Google's XSS Vulnerability

21 Dec 2005

The recent cross-site scripting (XSS) vulnerability discovered in Google perfectly illustrates why character encoding matters. This example demonstrates how to use PHP's htmlentities() function with the optional third argument that indicates the character encoding:

  1. <?php
  2.  
  3. $html = array();
  4.  
  5. $html['username'] = htmlentities($clean['username'],
  6.                                  ENT_QUOTES,
  7.                                  'UTF-8');
  8.  
  9. echo "<p>Welcome back, {$html['username']}.</p>";
  10.  
  11. ?>

The example uses UTF-8, so this should be indicated in the Content-Type header:

  1. Content-Type: text/html; charset=UTF-8

Researchers at Watchfire realized that Google does not indicate the character encoding. They also realized that you can visit a URL such as the following to get data that you send returned in the content of the response:

http://google.com/url?EVIL

You will see the following:

Forbidden

Your client does not have permission to get URL /url?EVIL from this server.

Google fails to handle malicious attacks that use UTF-7, so all an attacker must do is target a browser that will interpret Google's response as a UTF-7 resource.

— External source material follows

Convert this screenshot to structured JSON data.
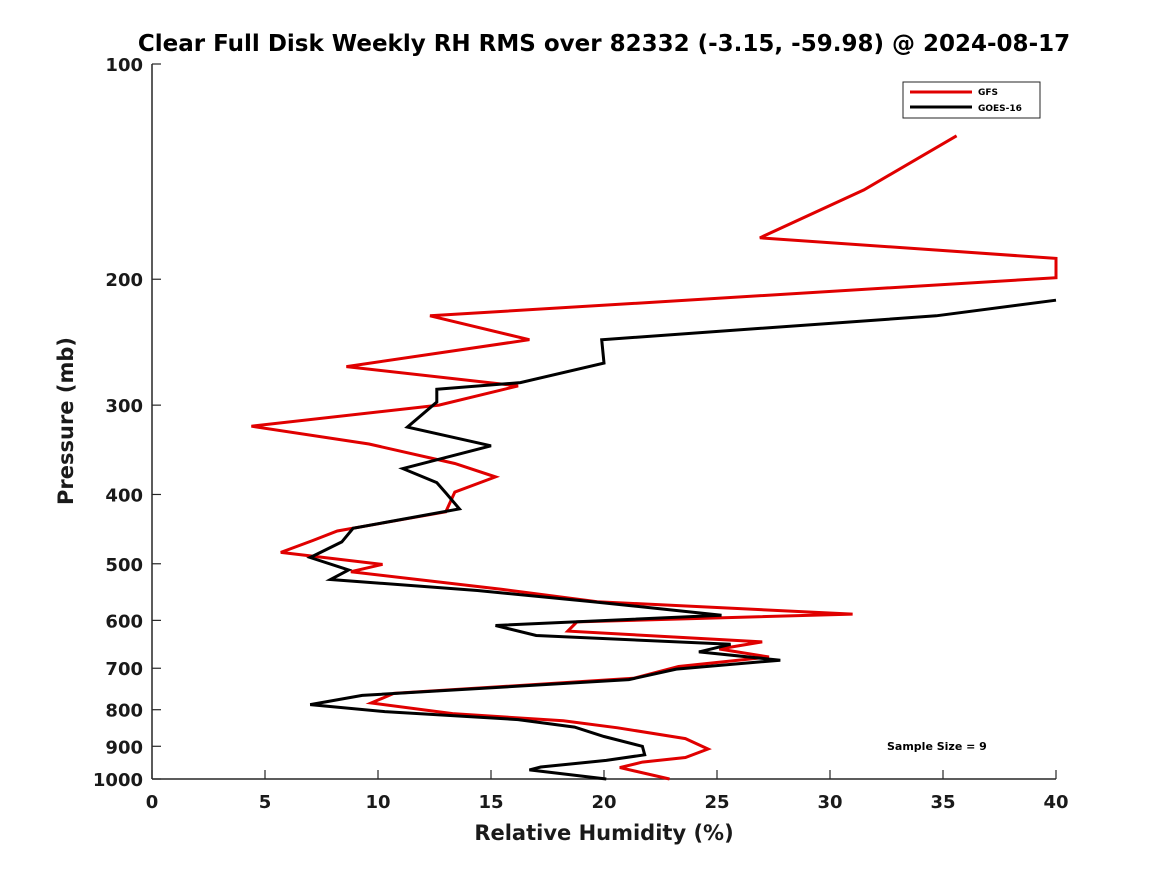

Because Google does not indicate the character encoding in its Content-Type entity header, this is possible.

Unfortunately for Internet Explorer users (and Google), there is an auto select option for encoding that, if set, will interpret a resource as UTF-7 if it finds a UTF-7 character in the first 4096 bytes. Because Google's response is so small, the danger is clear.

The moral of the story is that you should always ensure character encoding consistency between your escaping function and the remote system to which you're sending data. In other words, specify the character encoding in htmlentities(), use mysql_real_escape_string() (which handles this for you), etc.

Google corrected this flaw earlier this month.